RELATED: Mass Shooting on Chicago South Side Spurred By ‘Petty’ Fight Kills 2, Wounds 13

Throughout much of the nation, coronavirus pandemic restrictions are being relaxed and public health and law enforcement expert who are watching the rollbacks had hoped that a spike in gun violence from 2020 would subside.  However, the rates of shootings have become higher than they were before the onset of the pandemic, the AP reports.
“There was a hope this might simply be a statistical blip that would start to come down,” Chuck Wexler, executive director of the Police Executive Research Forum told the AP. “That hasn’t happened. And that’s what really makes chiefs worry that we may be entering a new period where we will see a reversal of 20 years of declines in these crimes.”
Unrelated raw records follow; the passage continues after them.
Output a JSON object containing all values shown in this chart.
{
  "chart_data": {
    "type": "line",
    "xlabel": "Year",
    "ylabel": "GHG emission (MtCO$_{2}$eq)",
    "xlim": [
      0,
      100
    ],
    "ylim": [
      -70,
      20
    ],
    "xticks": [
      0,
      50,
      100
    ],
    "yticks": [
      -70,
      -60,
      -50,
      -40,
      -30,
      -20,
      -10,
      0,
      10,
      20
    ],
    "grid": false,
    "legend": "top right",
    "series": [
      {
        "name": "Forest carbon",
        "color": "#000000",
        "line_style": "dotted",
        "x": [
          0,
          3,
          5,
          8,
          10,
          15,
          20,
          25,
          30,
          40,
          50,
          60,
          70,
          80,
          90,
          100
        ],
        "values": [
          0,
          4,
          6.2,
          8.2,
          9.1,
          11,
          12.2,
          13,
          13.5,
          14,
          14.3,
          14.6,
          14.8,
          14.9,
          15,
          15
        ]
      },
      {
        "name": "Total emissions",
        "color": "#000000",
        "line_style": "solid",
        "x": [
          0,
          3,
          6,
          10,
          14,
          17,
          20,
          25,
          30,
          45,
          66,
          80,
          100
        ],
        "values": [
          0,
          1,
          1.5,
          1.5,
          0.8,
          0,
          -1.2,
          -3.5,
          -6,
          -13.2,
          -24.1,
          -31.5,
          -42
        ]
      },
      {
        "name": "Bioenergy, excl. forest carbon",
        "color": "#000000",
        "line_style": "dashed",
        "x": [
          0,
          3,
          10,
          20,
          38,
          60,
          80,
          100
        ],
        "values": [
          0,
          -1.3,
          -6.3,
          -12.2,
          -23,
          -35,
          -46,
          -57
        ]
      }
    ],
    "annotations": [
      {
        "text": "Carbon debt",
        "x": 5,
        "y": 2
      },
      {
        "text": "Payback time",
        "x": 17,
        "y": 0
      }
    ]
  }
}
The Gun Violence Archive, a website that takes records of shootings nationwide says there have been 272 mass shootings so far in 2021 and 15 mass murders. More than 8,700 people have been killed in gun incidents. In 2020 there were 600, higher than the previous six years the website recorded. But officials are now worried that the emergence of people out of coronavirus lockdown and the mental breakdowns that came with it could make those numbers even worse.

“It’s worrisome,” said James Alan Fox, Northwestern University criminologist and professor, told the AP. “We have a blend of people beginning to get out and about in public. We have lots of divisiveness. And we have more guns and warm weather. It’s a potentially deadly mix.”